China’s economic recovery stalls as COVID-19 continues

Retail and property sectors show weakness amid a fresh outbreak of COVID-19 and tighter government regulations

Growth across a range of Chinese economic indicators pulled back sharply in August, as a new outbreak of the Covid-19 Delta variant and tighter government regulations on the property market hit consumer spending and the housing sector.

Retail sales, a key gauge of China’s consumption, rose just 2.5% in August from a year earlier, down sharply from July’s 8.5% year-over-year growth, according to data released Wednesday by China’s National Bureau of Statistics. The result marked the lowest pace of growth in a year and missed by a large margin the 6.3% increase expected by economists polled by The Wall Street Journal.


Separate data released Wednesday by the statistics bureau showed home sales by value falling 19.7% in August from a year ago, the largest drop since April 2020—at the height of the pandemic. Average new-home prices in 70 major Chinese cities inched 0.16% higher in August from the previous month, the smallest such gain this year.

Real-estate investment in the first eight months of the year, meantime, increased 10.9% year over year, slowing from a 12.7% gain in the January-July period. Construction starts, as measured by floor area, dropped 3.2% in the January-August period, accelerating from a 0.9% year-over-year decline in the first seven months of the year.

China’s property market has long been a key driver of the country’s growth, while reorienting the economy toward domestic consumption has become a priority for policy makers concerned about an unhealthy tilt toward infrastructure- and export-led growth.

The weakness in these two sectors is likely to add to concerns about the growth trajectory in the world’s second-largest economy and prompt questions about whether authorities will intervene to support growth. While policy makers remain comfortably on pace to hit their full-year growth domestic product target of at least 6%—first half GDP growth was 12.7% year over year—further deterioration in these two sectors could change the calculus for leaders in Beijing.

The weakness in retail spending, in particular, came as Chinese authorities struggled with a Delta variant outbreak that began in late July and quickly spread across the country, prompting the imposition of restrictions on people’s movements.

As a result, services requiring close human-to-human contact, such as restaurants and tourism, were hit particularly hard. Sales in China’s catering sector fell 4.5% in August from a year earlier, down sharply from July’s 14.3% year-over-year jump, the statistics bureau said.
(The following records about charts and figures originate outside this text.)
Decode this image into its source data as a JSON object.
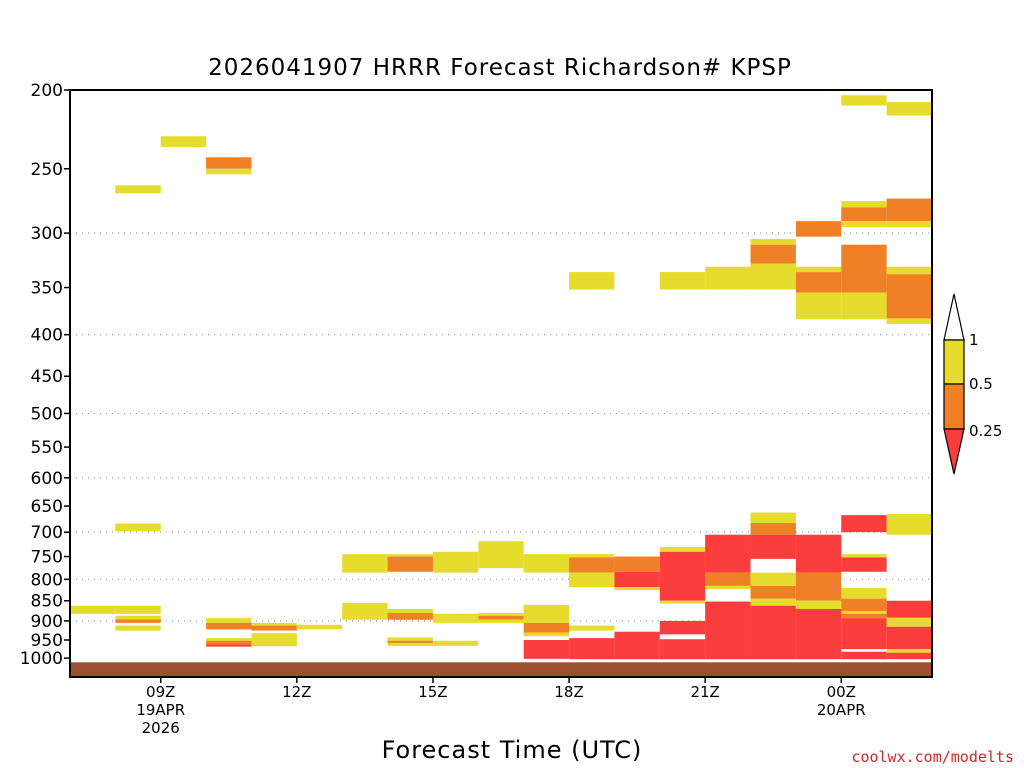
{
  "credit": "coolwx.com/modelts",
  "chart_data": {
    "type": "heatmap",
    "title": "2026041907 HRRR Forecast Richardson# KPSP",
    "xlabel": "Forecast Time (UTC)",
    "ylabel": "",
    "y_axis": {
      "scale": "log",
      "inverted": true,
      "range_hPa": [
        200,
        1055
      ],
      "ticks": [
        200,
        250,
        300,
        350,
        400,
        450,
        500,
        550,
        600,
        650,
        700,
        750,
        800,
        850,
        900,
        950,
        1000
      ],
      "tick_labels": [
        "200",
        "250",
        "300",
        "350",
        "400",
        "450",
        "500",
        "550",
        "600",
        "650",
        "700",
        "750",
        "800",
        "850",
        "900",
        "950",
        "1000"
      ],
      "gridlines_at": [
        300,
        400,
        500,
        600,
        700,
        800,
        900
      ]
    },
    "x_axis": {
      "range_hours": [
        7,
        26
      ],
      "ticks": [
        {
          "hour": 9,
          "lines": [
            "09Z",
            "19APR",
            "2026"
          ]
        },
        {
          "hour": 12,
          "lines": [
            "12Z"
          ]
        },
        {
          "hour": 15,
          "lines": [
            "15Z"
          ]
        },
        {
          "hour": 18,
          "lines": [
            "18Z"
          ]
        },
        {
          "hour": 21,
          "lines": [
            "21Z"
          ]
        },
        {
          "hour": 24,
          "lines": [
            "00Z",
            "20APR"
          ]
        }
      ]
    },
    "legend": {
      "position": "right",
      "entries": [
        {
          "label": "1",
          "color": "#e5dc2e",
          "range": "0.5-1"
        },
        {
          "label": "0.5",
          "color": "#ef8025",
          "range": "0.25-0.5"
        },
        {
          "label": "0.25",
          "color": "#fb3d3d",
          "range": "<0.25"
        }
      ]
    },
    "colors": {
      "y": "#e5dc2e",
      "o": "#ef8025",
      "r": "#fb3d3d",
      "ground": "#9c5030"
    },
    "ground_pressure_hPa": 1012,
    "cells": [
      {
        "h": 7,
        "p1": 862,
        "p2": 882,
        "c": "y"
      },
      {
        "h": 8,
        "p1": 262,
        "p2": 268,
        "c": "y"
      },
      {
        "h": 8,
        "p1": 683,
        "p2": 698,
        "c": "y"
      },
      {
        "h": 8,
        "p1": 862,
        "p2": 882,
        "c": "y"
      },
      {
        "h": 8,
        "p1": 887,
        "p2": 896,
        "c": "y"
      },
      {
        "h": 8,
        "p1": 896,
        "p2": 905,
        "c": "o"
      },
      {
        "h": 8,
        "p1": 912,
        "p2": 925,
        "c": "y"
      },
      {
        "h": 9,
        "p1": 228,
        "p2": 235,
        "c": "y"
      },
      {
        "h": 10,
        "p1": 242,
        "p2": 250,
        "c": "o"
      },
      {
        "h": 10,
        "p1": 250,
        "p2": 254,
        "c": "y"
      },
      {
        "h": 10,
        "p1": 893,
        "p2": 905,
        "c": "y"
      },
      {
        "h": 10,
        "p1": 905,
        "p2": 922,
        "c": "o"
      },
      {
        "h": 10,
        "p1": 945,
        "p2": 952,
        "c": "y"
      },
      {
        "h": 10,
        "p1": 952,
        "p2": 962,
        "c": "o"
      },
      {
        "h": 10,
        "p1": 962,
        "p2": 968,
        "c": "r"
      },
      {
        "h": 11,
        "p1": 905,
        "p2": 912,
        "c": "y"
      },
      {
        "h": 11,
        "p1": 912,
        "p2": 925,
        "c": "o"
      },
      {
        "h": 11,
        "p1": 932,
        "p2": 967,
        "c": "y"
      },
      {
        "h": 12,
        "p1": 910,
        "p2": 922,
        "c": "y"
      },
      {
        "h": 13,
        "p1": 745,
        "p2": 785,
        "c": "y"
      },
      {
        "h": 13,
        "p1": 855,
        "p2": 897,
        "c": "y"
      },
      {
        "h": 14,
        "p1": 745,
        "p2": 750,
        "c": "y"
      },
      {
        "h": 14,
        "p1": 750,
        "p2": 783,
        "c": "o"
      },
      {
        "h": 14,
        "p1": 870,
        "p2": 880,
        "c": "y"
      },
      {
        "h": 14,
        "p1": 880,
        "p2": 897,
        "c": "o"
      },
      {
        "h": 14,
        "p1": 943,
        "p2": 952,
        "c": "y"
      },
      {
        "h": 14,
        "p1": 952,
        "p2": 958,
        "c": "o"
      },
      {
        "h": 14,
        "p1": 958,
        "p2": 966,
        "c": "y"
      },
      {
        "h": 15,
        "p1": 740,
        "p2": 785,
        "c": "y"
      },
      {
        "h": 15,
        "p1": 882,
        "p2": 905,
        "c": "y"
      },
      {
        "h": 15,
        "p1": 952,
        "p2": 966,
        "c": "y"
      },
      {
        "h": 16,
        "p1": 718,
        "p2": 775,
        "c": "y"
      },
      {
        "h": 16,
        "p1": 880,
        "p2": 887,
        "c": "y"
      },
      {
        "h": 16,
        "p1": 887,
        "p2": 897,
        "c": "o"
      },
      {
        "h": 16,
        "p1": 897,
        "p2": 905,
        "c": "y"
      },
      {
        "h": 17,
        "p1": 745,
        "p2": 785,
        "c": "y"
      },
      {
        "h": 17,
        "p1": 860,
        "p2": 905,
        "c": "y"
      },
      {
        "h": 17,
        "p1": 905,
        "p2": 930,
        "c": "o"
      },
      {
        "h": 17,
        "p1": 930,
        "p2": 940,
        "c": "y"
      },
      {
        "h": 17,
        "p1": 950,
        "p2": 1002,
        "c": "r"
      },
      {
        "h": 18,
        "p1": 335,
        "p2": 352,
        "c": "y"
      },
      {
        "h": 18,
        "p1": 745,
        "p2": 752,
        "c": "y"
      },
      {
        "h": 18,
        "p1": 752,
        "p2": 785,
        "c": "o"
      },
      {
        "h": 18,
        "p1": 785,
        "p2": 818,
        "c": "y"
      },
      {
        "h": 18,
        "p1": 912,
        "p2": 925,
        "c": "y"
      },
      {
        "h": 18,
        "p1": 945,
        "p2": 1003,
        "c": "r"
      },
      {
        "h": 19,
        "p1": 750,
        "p2": 783,
        "c": "o"
      },
      {
        "h": 19,
        "p1": 783,
        "p2": 818,
        "c": "r"
      },
      {
        "h": 19,
        "p1": 818,
        "p2": 825,
        "c": "y"
      },
      {
        "h": 19,
        "p1": 928,
        "p2": 1003,
        "c": "r"
      },
      {
        "h": 20,
        "p1": 335,
        "p2": 352,
        "c": "y"
      },
      {
        "h": 20,
        "p1": 730,
        "p2": 740,
        "c": "y"
      },
      {
        "h": 20,
        "p1": 740,
        "p2": 850,
        "c": "r"
      },
      {
        "h": 20,
        "p1": 850,
        "p2": 857,
        "c": "y"
      },
      {
        "h": 20,
        "p1": 900,
        "p2": 935,
        "c": "r"
      },
      {
        "h": 20,
        "p1": 948,
        "p2": 1003,
        "c": "r"
      },
      {
        "h": 21,
        "p1": 330,
        "p2": 352,
        "c": "y"
      },
      {
        "h": 21,
        "p1": 705,
        "p2": 785,
        "c": "r"
      },
      {
        "h": 21,
        "p1": 785,
        "p2": 815,
        "c": "o"
      },
      {
        "h": 21,
        "p1": 815,
        "p2": 822,
        "c": "y"
      },
      {
        "h": 21,
        "p1": 852,
        "p2": 1003,
        "c": "r"
      },
      {
        "h": 22,
        "p1": 305,
        "p2": 310,
        "c": "y"
      },
      {
        "h": 22,
        "p1": 310,
        "p2": 327,
        "c": "o"
      },
      {
        "h": 22,
        "p1": 327,
        "p2": 352,
        "c": "y"
      },
      {
        "h": 22,
        "p1": 662,
        "p2": 682,
        "c": "y"
      },
      {
        "h": 22,
        "p1": 682,
        "p2": 705,
        "c": "o"
      },
      {
        "h": 22,
        "p1": 705,
        "p2": 755,
        "c": "r"
      },
      {
        "h": 22,
        "p1": 785,
        "p2": 815,
        "c": "y"
      },
      {
        "h": 22,
        "p1": 815,
        "p2": 845,
        "c": "o"
      },
      {
        "h": 22,
        "p1": 845,
        "p2": 862,
        "c": "y"
      },
      {
        "h": 22,
        "p1": 862,
        "p2": 1003,
        "c": "r"
      },
      {
        "h": 23,
        "p1": 290,
        "p2": 303,
        "c": "o"
      },
      {
        "h": 23,
        "p1": 330,
        "p2": 335,
        "c": "y"
      },
      {
        "h": 23,
        "p1": 335,
        "p2": 355,
        "c": "o"
      },
      {
        "h": 23,
        "p1": 355,
        "p2": 383,
        "c": "y"
      },
      {
        "h": 23,
        "p1": 705,
        "p2": 785,
        "c": "r"
      },
      {
        "h": 23,
        "p1": 785,
        "p2": 850,
        "c": "o"
      },
      {
        "h": 23,
        "p1": 850,
        "p2": 870,
        "c": "y"
      },
      {
        "h": 23,
        "p1": 870,
        "p2": 1003,
        "c": "r"
      },
      {
        "h": 24,
        "p1": 203,
        "p2": 209,
        "c": "y"
      },
      {
        "h": 24,
        "p1": 274,
        "p2": 279,
        "c": "y"
      },
      {
        "h": 24,
        "p1": 279,
        "p2": 290,
        "c": "o"
      },
      {
        "h": 24,
        "p1": 290,
        "p2": 295,
        "c": "y"
      },
      {
        "h": 24,
        "p1": 310,
        "p2": 355,
        "c": "o"
      },
      {
        "h": 24,
        "p1": 355,
        "p2": 383,
        "c": "y"
      },
      {
        "h": 24,
        "p1": 667,
        "p2": 700,
        "c": "r"
      },
      {
        "h": 24,
        "p1": 745,
        "p2": 752,
        "c": "y"
      },
      {
        "h": 24,
        "p1": 752,
        "p2": 783,
        "c": "r"
      },
      {
        "h": 24,
        "p1": 820,
        "p2": 845,
        "c": "y"
      },
      {
        "h": 24,
        "p1": 845,
        "p2": 875,
        "c": "o"
      },
      {
        "h": 24,
        "p1": 875,
        "p2": 882,
        "c": "y"
      },
      {
        "h": 24,
        "p1": 882,
        "p2": 893,
        "c": "o"
      },
      {
        "h": 24,
        "p1": 893,
        "p2": 975,
        "c": "r"
      },
      {
        "h": 24,
        "p1": 982,
        "p2": 1003,
        "c": "r"
      },
      {
        "h": 25,
        "p1": 207,
        "p2": 215,
        "c": "y"
      },
      {
        "h": 25,
        "p1": 272,
        "p2": 290,
        "c": "o"
      },
      {
        "h": 25,
        "p1": 290,
        "p2": 295,
        "c": "y"
      },
      {
        "h": 25,
        "p1": 330,
        "p2": 337,
        "c": "y"
      },
      {
        "h": 25,
        "p1": 337,
        "p2": 382,
        "c": "o"
      },
      {
        "h": 25,
        "p1": 382,
        "p2": 388,
        "c": "y"
      },
      {
        "h": 25,
        "p1": 665,
        "p2": 705,
        "c": "y"
      },
      {
        "h": 25,
        "p1": 850,
        "p2": 892,
        "c": "r"
      },
      {
        "h": 25,
        "p1": 892,
        "p2": 915,
        "c": "y"
      },
      {
        "h": 25,
        "p1": 915,
        "p2": 975,
        "c": "r"
      },
      {
        "h": 25,
        "p1": 975,
        "p2": 985,
        "c": "y"
      },
      {
        "h": 25,
        "p1": 985,
        "p2": 1003,
        "c": "r"
      }
    ]
  }
}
Though the outbreak that began in late July has largely been contained, a fresh wave of infections in China’s southeast in the past week—authorities have reported more than 100 cases of symptomatic domestic transmission in the past four days—suggests that the toll of China’s "Covid zero" strategy on the country’s retail sector won’t likely abate soon.

Consumption has been the weakest link in China’s pandemic recovery and the last corner of the economy to get back on its feet, hurt by stagnant income growth and the government’s stringent Covid-19 measures.

Perhaps most worrying for the retail sector is the timing of this latest wave of cases, which comes just days ahead of two long holidays—Mid-Autumn Festival and National Day—that are typically a boom time for tourism and spending.


"We reckon that China’s zero-covid strategy could be increasingly costly for the Chinese economy," Nomura economist Ting Lu wrote in a note to clients late Tuesday.